Rule of thumb: If the client needs or wants access now or in the future to their scenario’s, give them their own account. Who will be billed is for you to discuss with your client. You can either have them create their own account or you create one in name for them, with your client none the wiser.
Pro’s of their own account:
You can be added as App Developer and have full access to build scenario’s, with easy access from your own account.
Your client can access Make whenever.
Your client only has access to their scenario’s.
Your client can manage their own connections
If agreed upon, billing goes via your client directly. So you don’t have to follow up on costs, extra costs and invoices.
Con’s of their own account:
Client changing things on their own which breaks scenario’s (yes, I have had that happen)
They can kick you from the account (unless you are the admin who set up the account for them)
Performance and limits are according their Make plan.
Pro’s of your own account (be at least on the Teams plan):
You can manage used operations per team (create one team per client) and bill exactly what is used. (You can use Make API for this)
Priority scenario executing for all teams
Higher maximum file size
High customer support
Con’s of your own account:
I would never give access to my client
May be a hassle to migrate to a personal account later
Client must be willing to share credentials for each connection.
Too many connections with the same service can be confusing
Cost Per Operation is higher than Core and Pro plans.
If making separate accounts that means it will use have clients payment details etc. lets say the make scenario requires other paid services eg a pdf module, chatgpt etc that means we would have to get the client to sign up to these services and input payment details. Which some client might not like. How would you approach this so the client only has 1 bill? (Hope this makes sense)
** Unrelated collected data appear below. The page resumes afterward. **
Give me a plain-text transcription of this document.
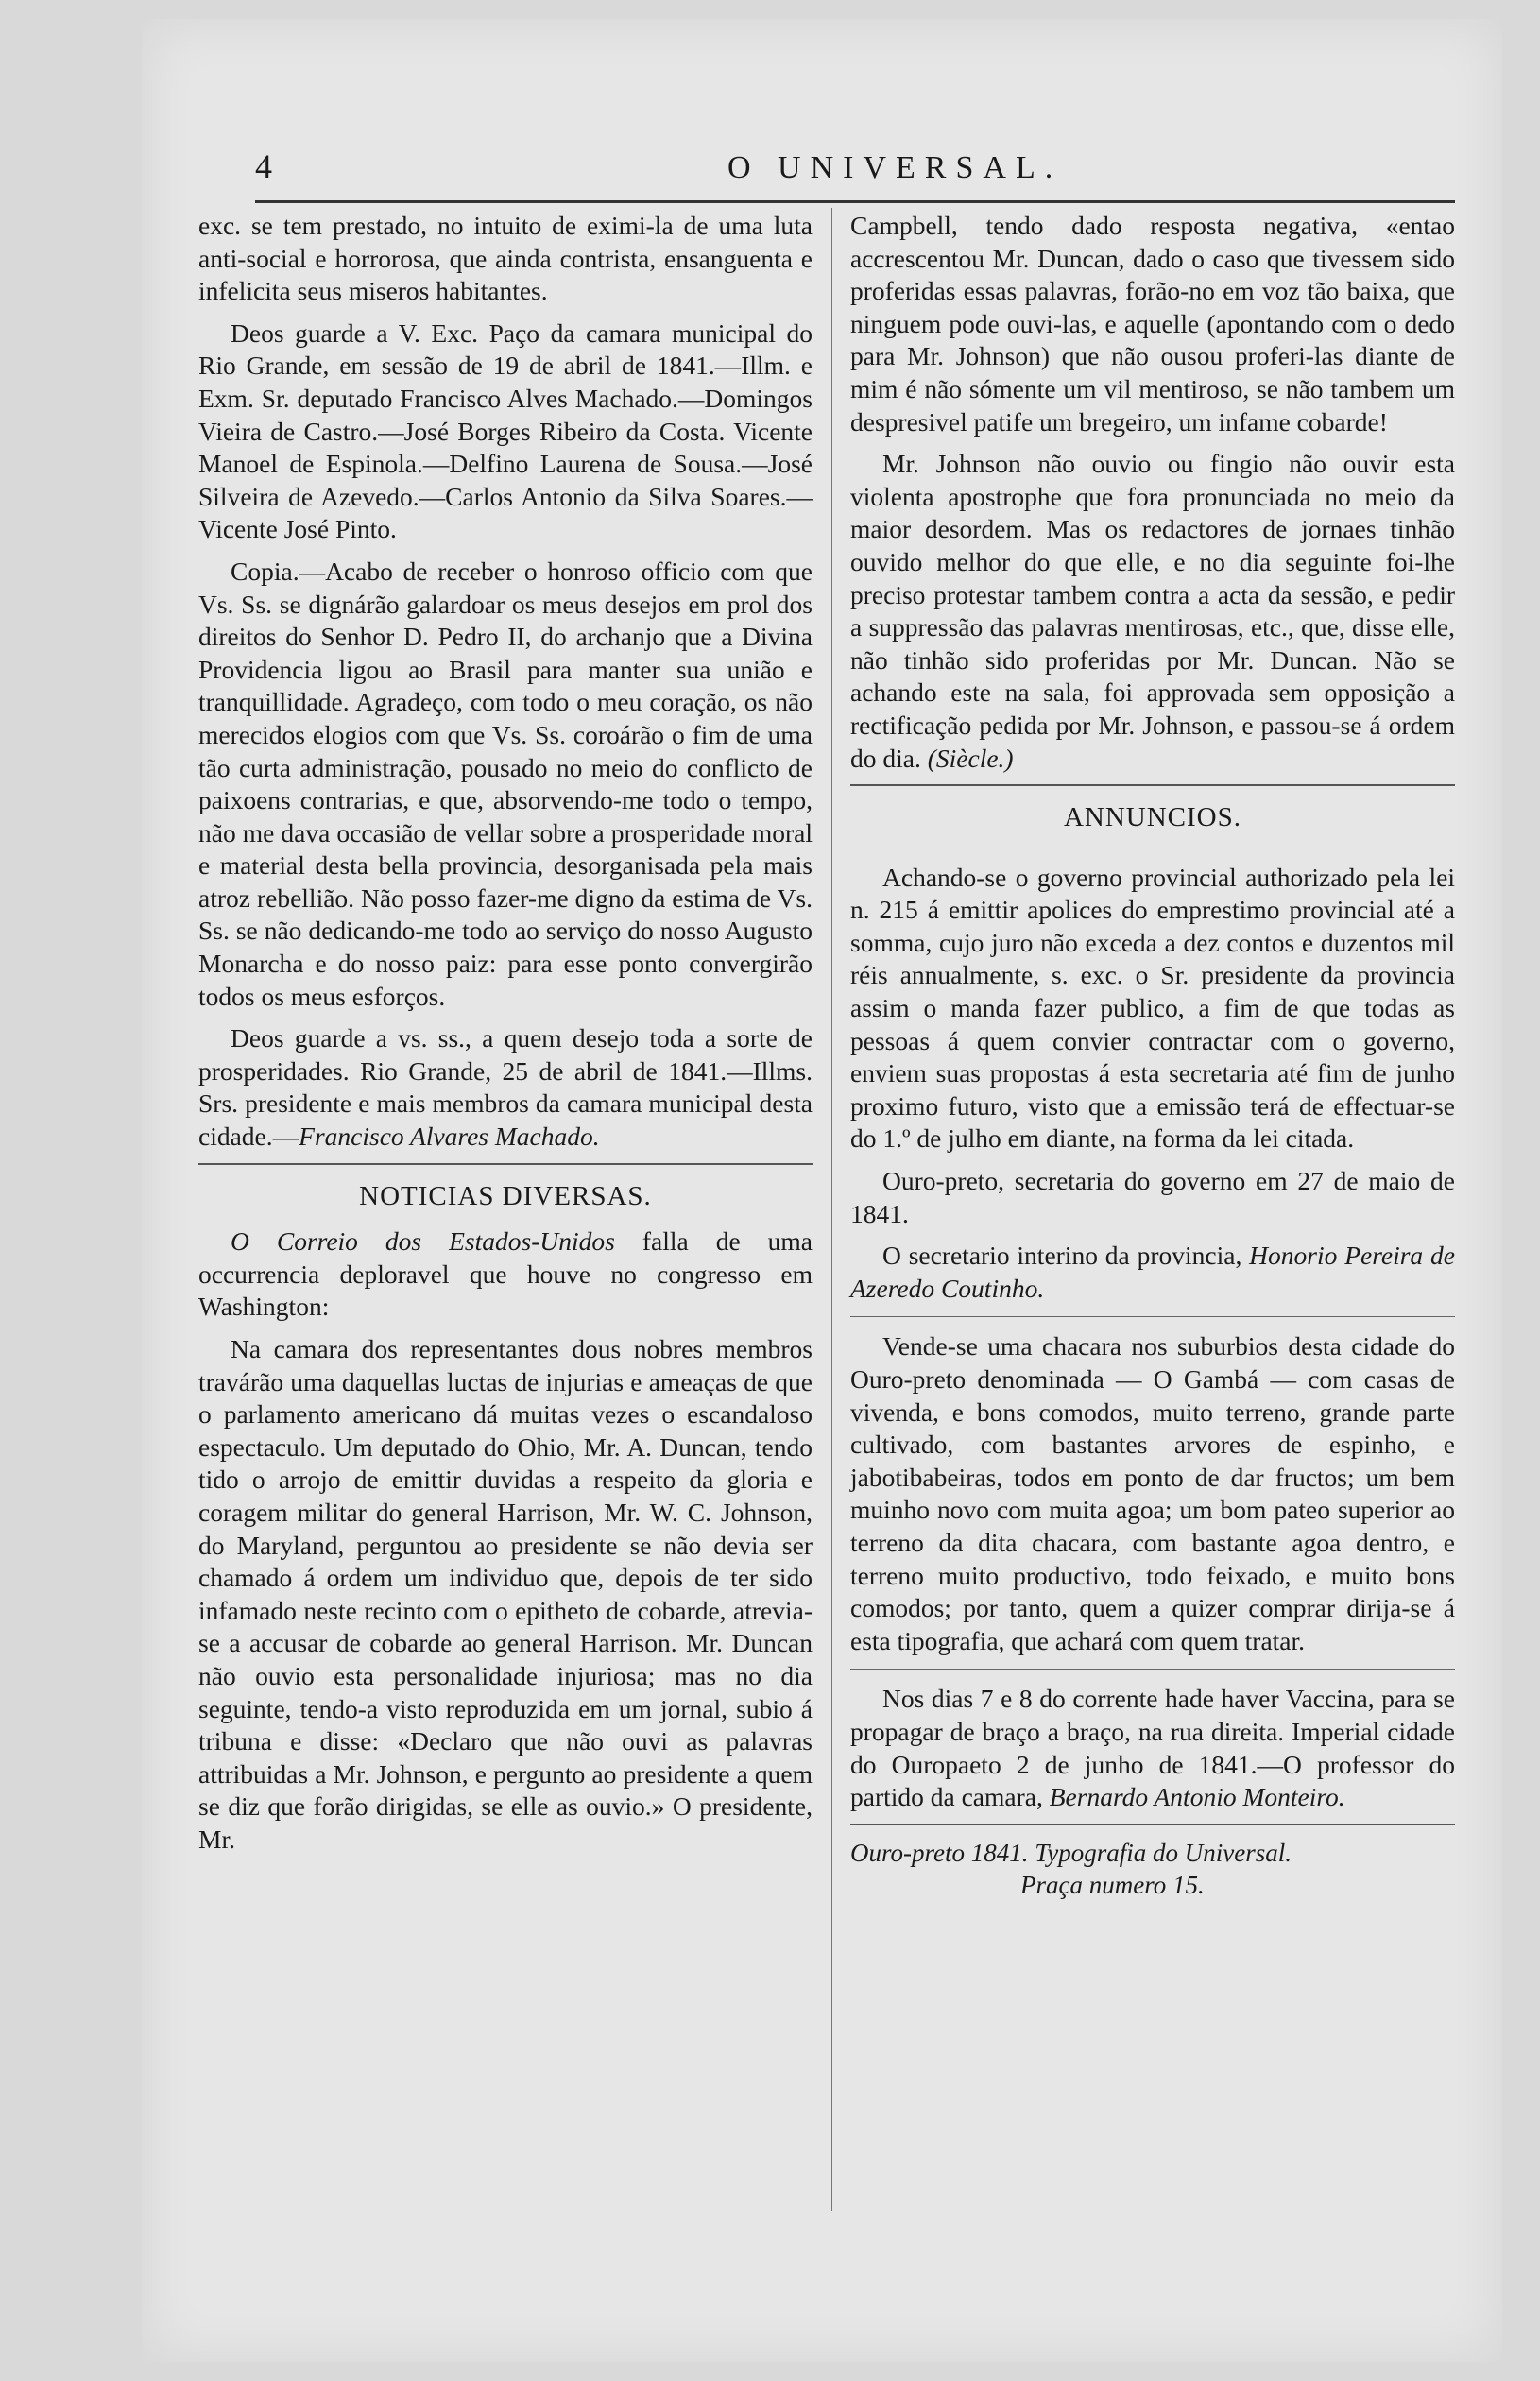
4	O UNIVERSAL.

exc. se tem prestado, no intuito de eximi-la de uma luta anti-social e horrorosa, que ainda contrista, ensanguenta e infelicita seus miseros habitantes.

Deos guarde a V. Exc. Paço da camara municipal do Rio Grande, em sessão de 19 de abril de 1841.—Illm. e Exm. Sr. deputado Francisco Alves Machado.—Domingos Vieira de Castro.—José Borges Ribeiro da Costa. Vicente Manoel de Espinola.—Delfino Laurena de Sousa.—José Silveira de Azevedo.—Carlos Antonio da Silva Soares.—Vicente José Pinto.

Copia.—Acabo de receber o honroso officio com que Vs. Ss. se dignárão galardoar os meus desejos em prol dos direitos do Senhor D. Pedro II, do archanjo que a Divina Providencia ligou ao Brasil para manter sua união e tranquillidade. Agradeço, com todo o meu coração, os não merecidos elogios com que Vs. Ss. coroárão o fim de uma tão curta administração, pousado no meio do conflicto de paixoens contrarias, e que, absorvendo-me todo o tempo, não me dava occasião de vellar sobre a prosperidade moral e material desta bella provincia, desorganisada pela mais atroz rebellião. Não posso fazer-me digno da estima de Vs. Ss. se não dedicando-me todo ao serviço do nosso Augusto Monarcha e do nosso paiz: para esse ponto convergirão todos os meus esforços.

Deos guarde a vs. ss., a quem desejo toda a sorte de prosperidades. Rio Grande, 25 de abril de 1841.—Illms. Srs. presidente e mais membros da camara municipal desta cidade.—Francisco Alvares Machado.

NOTICIAS DIVERSAS.

O Correio dos Estados-Unidos falla de uma occurrencia deploravel que houve no congresso em Washington:

Na camara dos representantes dous nobres membros travárão uma daquellas luctas de injurias e ameaças de que o parlamento americano dá muitas vezes o escandaloso espectaculo. Um deputado do Ohio, Mr. A. Duncan, tendo tido o arrojo de emittir duvidas a respeito da gloria e coragem militar do general Harrison, Mr. W. C. Johnson, do Maryland, perguntou ao presidente se não devia ser chamado á ordem um individuo que, depois de ter sido infamado neste recinto com o epitheto de cobarde, atrevia-se a accusar de cobarde ao general Harrison. Mr. Duncan não ouvio esta personalidade injuriosa; mas no dia seguinte, tendo-a visto reproduzida em um jornal, subio á tribuna e disse: «Declaro que não ouvi as palavras attribuidas a Mr. Johnson, e pergunto ao presidente a quem se diz que forão dirigidas, se elle as ouvio.» O presidente, Mr.

Campbell, tendo dado resposta negativa, «entao accrescentou Mr. Duncan, dado o caso que tivessem sido proferidas essas palavras, forão-no em voz tão baixa, que ninguem pode ouvi-las, e aquelle (apontando com o dedo para Mr. Johnson) que não ousou proferi-las diante de mim é não sómente um vil mentiroso, se não tambem um despresivel patife um bregeiro, um infame cobarde!

Mr. Johnson não ouvio ou fingio não ouvir esta violenta apostrophe que fora pronunciada no meio da maior desordem. Mas os redactores de jornaes tinhão ouvido melhor do que elle, e no dia seguinte foi-lhe preciso protestar tambem contra a acta da sessão, e pedir a suppressão das palavras mentirosas, etc., que, disse elle, não tinhão sido proferidas por Mr. Duncan. Não se achando este na sala, foi approvada sem opposição a rectificação pedida por Mr. Johnson, e passou-se á ordem do dia. (Siècle.)

ANNUNCIOS.

Achando-se o governo provincial authorizado pela lei n. 215 á emittir apolices do emprestimo provincial até a somma, cujo juro não exceda a dez contos e duzentos mil réis annualmente, s. exc. o Sr. presidente da provincia assim o manda fazer publico, a fim de que todas as pessoas á quem convier contractar com o governo, enviem suas propostas á esta secretaria até fim de junho proximo futuro, visto que a emissão terá de effectuar-se do 1.º de julho em diante, na forma da lei citada.

Ouro-preto, secretaria do governo em 27 de maio de 1841.

O secretario interino da provincia, Honorio Pereira de Azeredo Coutinho.

Vende-se uma chacara nos suburbios desta cidade do Ouro-preto denominada — O Gambá — com casas de vivenda, e bons comodos, muito terreno, grande parte cultivado, com bastantes arvores de espinho, e jabotibabeiras, todos em ponto de dar fructos; um bem muinho novo com muita agoa; um bom pateo superior ao terreno da dita chacara, com bastante agoa dentro, e terreno muito productivo, todo feixado, e muito bons comodos; por tanto, quem a quizer comprar dirija-se á esta tipografia, que achará com quem tratar.

Nos dias 7 e 8 do corrente hade haver Vaccina, para se propagar de braço a braço, na rua direita. Imperial cidade do Ouropaeto 2 de junho de 1841.—O professor do partido da camara, Bernardo Antonio Monteiro.

Ouro-preto 1841. Typografia do Universal.
Praça numero 15.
Use a HTTP module from their account to hit a scenario you have crafted in your own account, (your trigger needs to be a webhook and the output returned in the webhook response).
Then you can bill them for that usage, although I just tell my client’s what software they will need in order to facilitate whatever automation I build for them prior to building anything out, and they are usually fine with it.
Yeah it’s the cost of doing business with multiple tools. You don’t want to hack their billing because untangling them from your own bill gets hairy.
There is no known solution for SaaS billing for clients as far as I know. But never ever share your plans with your clients unless your product specifically allows this.
Hi Henk,
Regarding the strategy to create dedicated accounts for clients, is there a way this could be automated using Make API?
This way would make it easy to build a workflow where the account is created and setup with some template and stuff without having to do it manually?